A Detailed Numerical Analysis for High-T_c Superconductivity and Physical Analysis of the High-T_c Phase Diagram Based on the U(1) Slave-Boson Approach to the t − J Hamiltonian

Abstract

One of the major theoretical challenges in high-T_c superconductivity is to first reproduce the observed phase diagrams that display the monotonously decreasing pseudogap temperature T^* and the dome-shaped superconducting phase transition temperature T_c in the plane of temperature vs. hole concentration. Earlier Lee and Salk [J. Korean Phys. Soc. 37, 545 (2000); Phys. Rev. B 64, 052501 (2001)] reported a successful reproduction of the phase diagram by providing a realistic gauge theoretic [SU(2)/U(1)] slave-boson approach to the t - J Hamiltonian.
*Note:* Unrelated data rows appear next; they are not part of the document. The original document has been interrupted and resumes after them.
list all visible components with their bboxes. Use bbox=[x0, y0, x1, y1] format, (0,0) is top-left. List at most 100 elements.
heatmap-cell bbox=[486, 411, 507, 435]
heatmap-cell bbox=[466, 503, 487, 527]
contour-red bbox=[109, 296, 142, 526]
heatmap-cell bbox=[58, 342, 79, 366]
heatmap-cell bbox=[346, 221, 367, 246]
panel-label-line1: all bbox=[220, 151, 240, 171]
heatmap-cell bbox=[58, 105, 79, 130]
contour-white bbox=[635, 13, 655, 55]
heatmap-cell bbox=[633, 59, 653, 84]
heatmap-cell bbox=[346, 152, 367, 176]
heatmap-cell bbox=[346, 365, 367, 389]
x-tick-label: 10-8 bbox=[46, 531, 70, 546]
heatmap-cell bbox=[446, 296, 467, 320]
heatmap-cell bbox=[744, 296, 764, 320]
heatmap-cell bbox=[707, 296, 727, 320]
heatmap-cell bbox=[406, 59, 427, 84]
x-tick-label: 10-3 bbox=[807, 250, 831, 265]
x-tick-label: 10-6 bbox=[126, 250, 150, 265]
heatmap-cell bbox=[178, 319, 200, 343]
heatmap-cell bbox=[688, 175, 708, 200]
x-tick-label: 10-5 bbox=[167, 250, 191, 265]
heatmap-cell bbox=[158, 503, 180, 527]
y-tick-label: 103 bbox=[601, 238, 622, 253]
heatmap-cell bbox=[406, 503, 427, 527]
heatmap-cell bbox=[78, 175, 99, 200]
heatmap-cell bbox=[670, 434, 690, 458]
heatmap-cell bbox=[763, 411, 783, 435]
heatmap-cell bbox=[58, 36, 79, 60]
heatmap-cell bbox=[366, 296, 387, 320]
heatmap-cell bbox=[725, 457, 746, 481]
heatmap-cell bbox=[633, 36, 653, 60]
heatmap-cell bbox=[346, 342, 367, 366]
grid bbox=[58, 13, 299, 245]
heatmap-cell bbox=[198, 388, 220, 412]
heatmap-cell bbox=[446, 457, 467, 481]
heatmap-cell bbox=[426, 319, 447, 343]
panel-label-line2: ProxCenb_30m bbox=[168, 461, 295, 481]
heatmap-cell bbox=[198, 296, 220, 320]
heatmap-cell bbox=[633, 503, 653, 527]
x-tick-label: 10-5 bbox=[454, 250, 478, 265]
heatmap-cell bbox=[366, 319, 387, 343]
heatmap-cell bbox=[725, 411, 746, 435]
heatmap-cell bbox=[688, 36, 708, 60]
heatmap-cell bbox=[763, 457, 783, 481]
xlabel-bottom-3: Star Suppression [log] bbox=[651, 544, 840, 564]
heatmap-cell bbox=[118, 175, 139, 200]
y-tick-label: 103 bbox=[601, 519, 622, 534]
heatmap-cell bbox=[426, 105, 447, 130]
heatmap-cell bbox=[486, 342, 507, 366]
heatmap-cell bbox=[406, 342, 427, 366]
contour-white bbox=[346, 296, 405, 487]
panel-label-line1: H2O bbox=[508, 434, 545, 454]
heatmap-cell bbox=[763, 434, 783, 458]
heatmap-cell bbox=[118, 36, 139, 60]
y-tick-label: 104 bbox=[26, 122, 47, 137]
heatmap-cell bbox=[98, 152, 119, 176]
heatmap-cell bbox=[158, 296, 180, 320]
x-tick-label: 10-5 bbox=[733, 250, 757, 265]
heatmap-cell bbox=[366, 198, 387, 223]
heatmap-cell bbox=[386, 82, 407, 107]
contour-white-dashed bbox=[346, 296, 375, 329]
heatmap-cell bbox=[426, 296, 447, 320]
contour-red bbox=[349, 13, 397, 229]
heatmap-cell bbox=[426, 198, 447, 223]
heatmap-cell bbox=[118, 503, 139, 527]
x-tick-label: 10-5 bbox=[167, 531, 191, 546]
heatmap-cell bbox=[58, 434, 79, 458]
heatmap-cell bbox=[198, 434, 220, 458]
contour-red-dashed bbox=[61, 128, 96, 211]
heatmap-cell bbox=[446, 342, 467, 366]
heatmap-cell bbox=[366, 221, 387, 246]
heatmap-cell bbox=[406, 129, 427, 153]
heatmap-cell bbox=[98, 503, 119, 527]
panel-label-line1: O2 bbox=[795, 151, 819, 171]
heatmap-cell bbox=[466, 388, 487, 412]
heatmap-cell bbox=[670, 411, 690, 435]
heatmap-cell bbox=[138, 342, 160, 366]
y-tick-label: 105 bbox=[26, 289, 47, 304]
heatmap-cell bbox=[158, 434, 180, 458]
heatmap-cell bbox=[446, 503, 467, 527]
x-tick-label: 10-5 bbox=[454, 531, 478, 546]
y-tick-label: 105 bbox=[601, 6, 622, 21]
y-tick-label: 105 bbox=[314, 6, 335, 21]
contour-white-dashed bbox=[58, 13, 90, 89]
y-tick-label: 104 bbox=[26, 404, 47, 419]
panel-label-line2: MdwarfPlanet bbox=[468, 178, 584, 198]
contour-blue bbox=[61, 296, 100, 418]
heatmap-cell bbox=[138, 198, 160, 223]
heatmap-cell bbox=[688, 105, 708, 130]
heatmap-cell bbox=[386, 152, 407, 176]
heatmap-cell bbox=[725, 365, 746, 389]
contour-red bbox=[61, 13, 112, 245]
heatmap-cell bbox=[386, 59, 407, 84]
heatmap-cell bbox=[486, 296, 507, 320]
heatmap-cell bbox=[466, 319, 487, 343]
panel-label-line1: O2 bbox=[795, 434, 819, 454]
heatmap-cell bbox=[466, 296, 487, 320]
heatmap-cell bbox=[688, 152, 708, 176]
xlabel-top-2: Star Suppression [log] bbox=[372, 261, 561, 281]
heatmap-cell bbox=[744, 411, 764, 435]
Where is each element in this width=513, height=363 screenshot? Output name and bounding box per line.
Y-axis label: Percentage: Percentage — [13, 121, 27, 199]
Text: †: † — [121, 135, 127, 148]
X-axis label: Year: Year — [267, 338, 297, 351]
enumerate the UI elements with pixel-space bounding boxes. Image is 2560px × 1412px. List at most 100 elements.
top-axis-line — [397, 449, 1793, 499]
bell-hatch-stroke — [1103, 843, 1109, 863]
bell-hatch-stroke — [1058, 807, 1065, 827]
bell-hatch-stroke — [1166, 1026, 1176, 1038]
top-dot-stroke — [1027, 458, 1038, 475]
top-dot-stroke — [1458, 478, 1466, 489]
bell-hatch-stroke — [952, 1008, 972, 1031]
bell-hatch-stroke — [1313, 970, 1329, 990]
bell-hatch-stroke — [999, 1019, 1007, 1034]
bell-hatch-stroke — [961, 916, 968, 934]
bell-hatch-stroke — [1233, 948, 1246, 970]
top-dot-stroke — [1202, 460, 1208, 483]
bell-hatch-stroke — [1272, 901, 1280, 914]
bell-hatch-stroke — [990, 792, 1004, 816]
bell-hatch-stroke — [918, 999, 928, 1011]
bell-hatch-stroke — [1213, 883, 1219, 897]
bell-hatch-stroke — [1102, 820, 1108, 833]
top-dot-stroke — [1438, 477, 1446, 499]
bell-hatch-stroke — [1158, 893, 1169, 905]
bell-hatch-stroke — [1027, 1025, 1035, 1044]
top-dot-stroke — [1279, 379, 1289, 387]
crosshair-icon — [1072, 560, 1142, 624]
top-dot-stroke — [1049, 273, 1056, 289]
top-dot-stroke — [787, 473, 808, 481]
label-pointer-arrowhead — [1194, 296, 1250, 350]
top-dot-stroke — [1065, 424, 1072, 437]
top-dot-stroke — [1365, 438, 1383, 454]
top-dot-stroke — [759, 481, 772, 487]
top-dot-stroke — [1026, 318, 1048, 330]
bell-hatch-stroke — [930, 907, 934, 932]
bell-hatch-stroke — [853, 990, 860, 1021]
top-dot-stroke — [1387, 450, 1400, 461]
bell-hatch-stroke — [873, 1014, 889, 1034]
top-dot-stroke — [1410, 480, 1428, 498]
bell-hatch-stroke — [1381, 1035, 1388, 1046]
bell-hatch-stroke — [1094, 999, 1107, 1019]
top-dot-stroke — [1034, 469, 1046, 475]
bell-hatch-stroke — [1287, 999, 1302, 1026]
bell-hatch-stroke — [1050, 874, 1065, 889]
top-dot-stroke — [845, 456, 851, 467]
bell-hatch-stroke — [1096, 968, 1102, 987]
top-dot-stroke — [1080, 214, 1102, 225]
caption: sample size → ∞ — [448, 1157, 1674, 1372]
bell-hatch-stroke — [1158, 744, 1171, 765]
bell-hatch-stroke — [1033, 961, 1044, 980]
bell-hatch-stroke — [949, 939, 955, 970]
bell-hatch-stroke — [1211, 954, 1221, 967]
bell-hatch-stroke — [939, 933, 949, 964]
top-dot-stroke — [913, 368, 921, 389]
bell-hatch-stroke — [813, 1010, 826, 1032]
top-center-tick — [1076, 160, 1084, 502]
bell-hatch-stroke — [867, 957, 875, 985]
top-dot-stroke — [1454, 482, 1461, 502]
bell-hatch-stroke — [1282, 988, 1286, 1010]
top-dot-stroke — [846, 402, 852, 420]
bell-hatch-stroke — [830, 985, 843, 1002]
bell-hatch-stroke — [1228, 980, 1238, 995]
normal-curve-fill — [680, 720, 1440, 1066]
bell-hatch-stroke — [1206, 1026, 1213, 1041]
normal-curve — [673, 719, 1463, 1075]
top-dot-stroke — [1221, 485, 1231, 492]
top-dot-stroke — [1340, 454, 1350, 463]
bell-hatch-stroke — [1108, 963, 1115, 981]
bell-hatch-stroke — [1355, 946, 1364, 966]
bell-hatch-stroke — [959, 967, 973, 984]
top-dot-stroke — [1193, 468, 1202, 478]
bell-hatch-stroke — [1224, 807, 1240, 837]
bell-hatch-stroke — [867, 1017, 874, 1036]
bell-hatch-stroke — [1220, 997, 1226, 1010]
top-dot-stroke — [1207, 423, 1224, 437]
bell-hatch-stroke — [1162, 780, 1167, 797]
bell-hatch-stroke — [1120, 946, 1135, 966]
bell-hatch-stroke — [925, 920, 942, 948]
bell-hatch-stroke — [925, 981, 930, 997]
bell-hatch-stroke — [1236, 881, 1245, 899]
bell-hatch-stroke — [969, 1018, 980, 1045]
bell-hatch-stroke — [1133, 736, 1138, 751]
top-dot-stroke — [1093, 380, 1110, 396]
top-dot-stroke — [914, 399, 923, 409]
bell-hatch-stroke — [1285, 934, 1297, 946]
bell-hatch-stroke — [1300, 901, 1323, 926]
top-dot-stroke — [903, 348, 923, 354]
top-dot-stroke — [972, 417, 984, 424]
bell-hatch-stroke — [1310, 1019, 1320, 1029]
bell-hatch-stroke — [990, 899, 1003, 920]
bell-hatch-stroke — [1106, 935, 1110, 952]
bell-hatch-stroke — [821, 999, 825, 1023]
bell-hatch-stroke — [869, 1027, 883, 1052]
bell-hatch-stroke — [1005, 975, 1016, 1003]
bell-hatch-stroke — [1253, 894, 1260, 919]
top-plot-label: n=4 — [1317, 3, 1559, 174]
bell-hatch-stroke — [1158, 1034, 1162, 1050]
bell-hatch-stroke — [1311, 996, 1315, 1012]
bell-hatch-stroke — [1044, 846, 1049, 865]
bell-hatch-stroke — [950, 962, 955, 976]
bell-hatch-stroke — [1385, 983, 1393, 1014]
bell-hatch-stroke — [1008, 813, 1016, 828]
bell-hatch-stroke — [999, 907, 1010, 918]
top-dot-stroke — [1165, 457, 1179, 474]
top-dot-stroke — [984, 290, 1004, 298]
Most recently, we [S.-H. S. Salk, Quantum Studies: Mathematics and Foundations 5, 149 (2018)] presented a comprehensive discussion on both the SU(2) and the U(1) approaches from which one can readily understand the intimate relationship between the two formalisms and discussed that both approaches can lead to room-temperature superconductivity with suitably high values of the antiferromagnetic coupling constant J, owing to the demonstration of identical physical propensities, i.e., the higher the J is, the higher the superconducting phase transition temperature T_c is. Here, we discuss hither-to-unreported detailed numerical computations of the phase diagrams by varying the values of J by using the U(1) gauge slave-boson approach to the t − J Hamiltonian. For the sake of testing convergence, we vary the unit-cell lattice sizes from 10 × 10 to a sufficiently large size of 50 × 50. We find that even a small square lattice size of 20 × 20 is seen to show reliable agreement with the results for higher lattice sizes while the 50 × 50 lattice size displays complete convergence in both T*and T_c. In addition, we present a physical analysis of the structure of the high-T_c phase diagram, focusing on the role of the spin pairing order in association with the interplay between the pseudo-gap (spin gap) temperature and the bose-condensation temperature/dome-shaped superconducting phase transition temperature.